Paula soube do concurso do Facebook quando a executiva Sheryl Sandberg compartilhou um link convocando os interessados a se inscreverem. À medida em que foi vencendo as etapas seletivas, cresceu na escritora a sensação de que pudesse se tornar uma das ganhadoras de um dos prêmios menores, mas ela confessa que nunca imaginou ser classificada entre os top 5. Além da verba, o Facebook oferecerá treinamento e suporte aos idealizadores das iniciativas ao longo de um ano. Na primeira etapa da parceria, o projeto será detalhado e orçado para que, então, o dinheiro comece a ser liberado. A escritora pretende pleitear também outros patrocínios.
– Esse endosso do gigante de mídia do Vale do Silício tem um valor inestimável para a nossa causa. A surdez é a deficiência invisível. Os surdos que ouvem são ainda mais invisíveis e não têm acesso às verbas que o governo destina para essa deficiência – argumenta.
Os principais ganhadores
Cinco projetos vencedores do Programa de Liderança na Comunidade receberão, cada um, US$ 1 milhão (R$ 3,7 milhões) do Facebook:
– Paula Pfeifer, do Brasil, criou uma comunidade de deficientes auditivos que utilizam a tecnologia para ouvir e quebrar o isolamento social. A iniciativa Crônicas da Surdez oferece suporte emocional e permite a troca de informações entre os participantes.
– Adhunika Prakash, da Índia, organizou um grupo de mais de 80 mil pessoas que dá e recebe apoio durante os diversos estágios do aleitamento materno, especialmente nas regiões rurais no país.
– Christian Delachet, da França, é cofundador de uma comunidade, com grupos espalhados pelo país, em que vizinhos se disponibilizam para ajudar uns aos outros, online e ao vivo.

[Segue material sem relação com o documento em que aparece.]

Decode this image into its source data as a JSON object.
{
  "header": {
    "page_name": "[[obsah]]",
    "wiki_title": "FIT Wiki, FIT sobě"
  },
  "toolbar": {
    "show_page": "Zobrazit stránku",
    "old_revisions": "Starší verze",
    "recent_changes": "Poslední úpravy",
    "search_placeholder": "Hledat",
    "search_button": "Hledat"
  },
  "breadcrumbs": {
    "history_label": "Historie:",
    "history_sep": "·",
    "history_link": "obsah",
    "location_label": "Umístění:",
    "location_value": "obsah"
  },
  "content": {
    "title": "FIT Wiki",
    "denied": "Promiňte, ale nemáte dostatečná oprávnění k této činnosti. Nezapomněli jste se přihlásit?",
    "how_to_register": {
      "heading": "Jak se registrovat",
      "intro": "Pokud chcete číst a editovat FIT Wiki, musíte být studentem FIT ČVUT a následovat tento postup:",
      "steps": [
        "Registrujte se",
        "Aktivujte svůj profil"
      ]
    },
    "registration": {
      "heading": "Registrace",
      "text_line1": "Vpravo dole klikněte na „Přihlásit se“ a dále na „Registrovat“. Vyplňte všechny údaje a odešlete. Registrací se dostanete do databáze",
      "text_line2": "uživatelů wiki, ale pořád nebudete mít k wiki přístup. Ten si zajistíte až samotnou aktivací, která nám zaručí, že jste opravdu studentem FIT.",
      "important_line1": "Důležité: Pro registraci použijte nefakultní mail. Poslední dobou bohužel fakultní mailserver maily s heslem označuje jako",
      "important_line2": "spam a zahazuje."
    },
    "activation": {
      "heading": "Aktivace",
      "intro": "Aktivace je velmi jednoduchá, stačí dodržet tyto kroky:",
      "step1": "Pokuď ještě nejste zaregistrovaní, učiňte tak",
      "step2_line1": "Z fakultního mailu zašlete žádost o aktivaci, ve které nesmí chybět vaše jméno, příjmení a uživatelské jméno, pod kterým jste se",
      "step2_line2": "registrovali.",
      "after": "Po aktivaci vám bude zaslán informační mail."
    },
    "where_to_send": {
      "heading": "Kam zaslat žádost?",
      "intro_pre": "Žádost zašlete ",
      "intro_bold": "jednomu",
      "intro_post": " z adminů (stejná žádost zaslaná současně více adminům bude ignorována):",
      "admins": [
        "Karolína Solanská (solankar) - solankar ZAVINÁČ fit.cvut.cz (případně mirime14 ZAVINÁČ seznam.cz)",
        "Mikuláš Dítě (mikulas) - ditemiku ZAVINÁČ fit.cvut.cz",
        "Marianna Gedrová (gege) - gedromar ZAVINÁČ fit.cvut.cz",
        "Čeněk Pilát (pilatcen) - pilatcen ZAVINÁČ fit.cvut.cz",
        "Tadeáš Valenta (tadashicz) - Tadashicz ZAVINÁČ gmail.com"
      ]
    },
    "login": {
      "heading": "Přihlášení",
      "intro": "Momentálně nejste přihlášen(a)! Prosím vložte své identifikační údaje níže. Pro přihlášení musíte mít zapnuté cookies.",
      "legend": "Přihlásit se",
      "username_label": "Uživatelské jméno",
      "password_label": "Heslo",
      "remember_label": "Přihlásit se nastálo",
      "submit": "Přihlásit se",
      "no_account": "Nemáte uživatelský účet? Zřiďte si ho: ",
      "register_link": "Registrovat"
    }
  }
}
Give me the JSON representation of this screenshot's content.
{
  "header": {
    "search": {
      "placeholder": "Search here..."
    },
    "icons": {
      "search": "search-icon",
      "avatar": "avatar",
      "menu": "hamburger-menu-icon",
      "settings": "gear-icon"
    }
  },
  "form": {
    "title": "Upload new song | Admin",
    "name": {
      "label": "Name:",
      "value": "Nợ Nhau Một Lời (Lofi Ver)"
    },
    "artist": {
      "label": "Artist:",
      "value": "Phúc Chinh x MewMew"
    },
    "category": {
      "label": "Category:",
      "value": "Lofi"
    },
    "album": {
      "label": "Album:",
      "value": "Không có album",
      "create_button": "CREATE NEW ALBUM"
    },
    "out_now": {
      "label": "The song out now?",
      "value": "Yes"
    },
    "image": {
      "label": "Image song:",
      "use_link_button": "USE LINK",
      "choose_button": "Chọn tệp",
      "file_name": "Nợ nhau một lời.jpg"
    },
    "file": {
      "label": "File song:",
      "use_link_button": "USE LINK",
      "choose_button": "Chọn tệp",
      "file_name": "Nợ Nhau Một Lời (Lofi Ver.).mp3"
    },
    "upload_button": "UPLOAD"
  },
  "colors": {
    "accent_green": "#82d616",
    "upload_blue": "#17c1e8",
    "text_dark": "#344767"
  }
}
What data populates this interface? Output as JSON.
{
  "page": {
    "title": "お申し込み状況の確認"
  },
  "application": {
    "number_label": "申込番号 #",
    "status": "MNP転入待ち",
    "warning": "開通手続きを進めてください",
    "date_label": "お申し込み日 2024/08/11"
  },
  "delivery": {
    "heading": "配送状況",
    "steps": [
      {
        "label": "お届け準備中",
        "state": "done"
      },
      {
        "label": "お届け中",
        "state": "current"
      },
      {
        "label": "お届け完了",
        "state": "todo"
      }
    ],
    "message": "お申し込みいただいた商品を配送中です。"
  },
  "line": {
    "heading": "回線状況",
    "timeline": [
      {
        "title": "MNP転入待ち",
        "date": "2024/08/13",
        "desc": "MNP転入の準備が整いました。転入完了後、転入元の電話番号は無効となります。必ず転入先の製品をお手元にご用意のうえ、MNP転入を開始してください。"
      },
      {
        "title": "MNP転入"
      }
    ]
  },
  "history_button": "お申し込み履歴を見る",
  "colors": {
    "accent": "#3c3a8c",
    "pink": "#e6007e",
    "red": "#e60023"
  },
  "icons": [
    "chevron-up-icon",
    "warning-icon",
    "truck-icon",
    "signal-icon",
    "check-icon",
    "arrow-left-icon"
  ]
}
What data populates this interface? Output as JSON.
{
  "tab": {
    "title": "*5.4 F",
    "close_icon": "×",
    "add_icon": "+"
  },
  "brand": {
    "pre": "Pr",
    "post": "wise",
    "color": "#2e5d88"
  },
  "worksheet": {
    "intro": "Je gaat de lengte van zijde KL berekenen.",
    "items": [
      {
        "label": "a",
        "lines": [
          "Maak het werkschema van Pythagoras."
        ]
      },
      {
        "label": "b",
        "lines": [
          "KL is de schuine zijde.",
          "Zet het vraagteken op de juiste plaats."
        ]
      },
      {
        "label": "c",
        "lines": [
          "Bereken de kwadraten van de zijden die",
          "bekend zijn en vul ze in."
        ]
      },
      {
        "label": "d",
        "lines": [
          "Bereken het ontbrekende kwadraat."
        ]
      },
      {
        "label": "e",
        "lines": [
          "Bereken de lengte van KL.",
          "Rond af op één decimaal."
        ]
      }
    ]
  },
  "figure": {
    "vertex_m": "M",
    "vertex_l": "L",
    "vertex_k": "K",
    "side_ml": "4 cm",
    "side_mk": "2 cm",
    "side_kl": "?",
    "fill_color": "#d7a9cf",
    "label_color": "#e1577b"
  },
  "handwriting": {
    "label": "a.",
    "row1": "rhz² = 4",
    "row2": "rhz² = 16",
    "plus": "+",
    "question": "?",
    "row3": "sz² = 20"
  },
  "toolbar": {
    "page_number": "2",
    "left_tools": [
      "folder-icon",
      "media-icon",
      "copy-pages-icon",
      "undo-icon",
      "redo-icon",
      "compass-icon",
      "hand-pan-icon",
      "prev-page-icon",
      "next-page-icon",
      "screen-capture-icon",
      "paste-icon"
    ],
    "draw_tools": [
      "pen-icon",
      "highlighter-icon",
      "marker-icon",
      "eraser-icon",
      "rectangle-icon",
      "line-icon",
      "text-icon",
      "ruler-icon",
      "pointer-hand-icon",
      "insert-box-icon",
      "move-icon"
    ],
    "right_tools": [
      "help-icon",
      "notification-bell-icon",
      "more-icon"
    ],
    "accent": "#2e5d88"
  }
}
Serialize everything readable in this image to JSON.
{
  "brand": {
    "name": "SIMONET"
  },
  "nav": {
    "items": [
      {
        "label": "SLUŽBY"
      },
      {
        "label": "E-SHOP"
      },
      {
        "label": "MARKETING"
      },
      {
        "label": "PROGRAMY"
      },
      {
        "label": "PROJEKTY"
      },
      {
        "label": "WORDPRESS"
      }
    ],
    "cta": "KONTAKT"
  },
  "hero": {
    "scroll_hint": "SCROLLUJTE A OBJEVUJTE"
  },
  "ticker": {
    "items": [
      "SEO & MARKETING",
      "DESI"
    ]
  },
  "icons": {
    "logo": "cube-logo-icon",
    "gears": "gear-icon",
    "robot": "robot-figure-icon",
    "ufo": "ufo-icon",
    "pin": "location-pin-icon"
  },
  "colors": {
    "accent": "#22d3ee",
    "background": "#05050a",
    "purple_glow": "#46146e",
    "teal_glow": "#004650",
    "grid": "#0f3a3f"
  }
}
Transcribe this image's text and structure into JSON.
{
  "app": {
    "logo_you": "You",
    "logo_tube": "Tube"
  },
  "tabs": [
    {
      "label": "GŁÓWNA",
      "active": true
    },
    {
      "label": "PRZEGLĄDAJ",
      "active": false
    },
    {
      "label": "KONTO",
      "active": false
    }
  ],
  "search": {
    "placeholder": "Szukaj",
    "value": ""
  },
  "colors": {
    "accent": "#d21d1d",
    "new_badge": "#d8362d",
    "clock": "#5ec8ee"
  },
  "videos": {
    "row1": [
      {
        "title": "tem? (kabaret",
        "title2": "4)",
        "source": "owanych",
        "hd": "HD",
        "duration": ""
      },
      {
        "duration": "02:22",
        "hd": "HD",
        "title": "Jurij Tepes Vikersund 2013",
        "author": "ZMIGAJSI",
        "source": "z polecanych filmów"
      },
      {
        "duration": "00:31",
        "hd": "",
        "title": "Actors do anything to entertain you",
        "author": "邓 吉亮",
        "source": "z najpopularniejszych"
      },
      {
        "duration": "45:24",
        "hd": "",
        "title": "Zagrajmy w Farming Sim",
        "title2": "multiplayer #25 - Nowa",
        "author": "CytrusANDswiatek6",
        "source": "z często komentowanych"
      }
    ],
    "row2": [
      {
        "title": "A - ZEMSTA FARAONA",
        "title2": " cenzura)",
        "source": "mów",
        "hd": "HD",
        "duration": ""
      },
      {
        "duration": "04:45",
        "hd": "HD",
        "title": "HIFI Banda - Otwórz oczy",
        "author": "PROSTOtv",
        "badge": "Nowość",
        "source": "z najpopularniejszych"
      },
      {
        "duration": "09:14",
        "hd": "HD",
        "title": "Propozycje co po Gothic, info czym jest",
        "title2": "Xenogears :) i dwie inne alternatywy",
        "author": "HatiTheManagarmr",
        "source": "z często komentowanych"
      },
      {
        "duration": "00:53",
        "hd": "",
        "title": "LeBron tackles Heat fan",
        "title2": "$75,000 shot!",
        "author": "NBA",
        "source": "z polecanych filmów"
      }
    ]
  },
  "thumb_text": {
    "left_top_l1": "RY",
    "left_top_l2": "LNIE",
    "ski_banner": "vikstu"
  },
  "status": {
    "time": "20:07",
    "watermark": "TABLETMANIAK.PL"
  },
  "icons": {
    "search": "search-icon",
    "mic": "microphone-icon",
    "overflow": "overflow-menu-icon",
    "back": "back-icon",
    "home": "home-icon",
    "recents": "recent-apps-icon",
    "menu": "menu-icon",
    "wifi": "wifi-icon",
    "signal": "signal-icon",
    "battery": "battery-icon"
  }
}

– Latasha Morrison, dos Estados Unidos, almeja a reconciliação racial em seu país. Ela formou uma rede online de pequenos grupos que organiza encontros presenciais para discussões.
– Noah Nasiali, do Quênia, conectou mais de 100 mil fazendeiros de toda a África em menos de um ano. A comunidade os ajuda a adquirir conhecimento e a compartilhar informações que têm impacto em suas plantações, aumentando a produção e o lucro.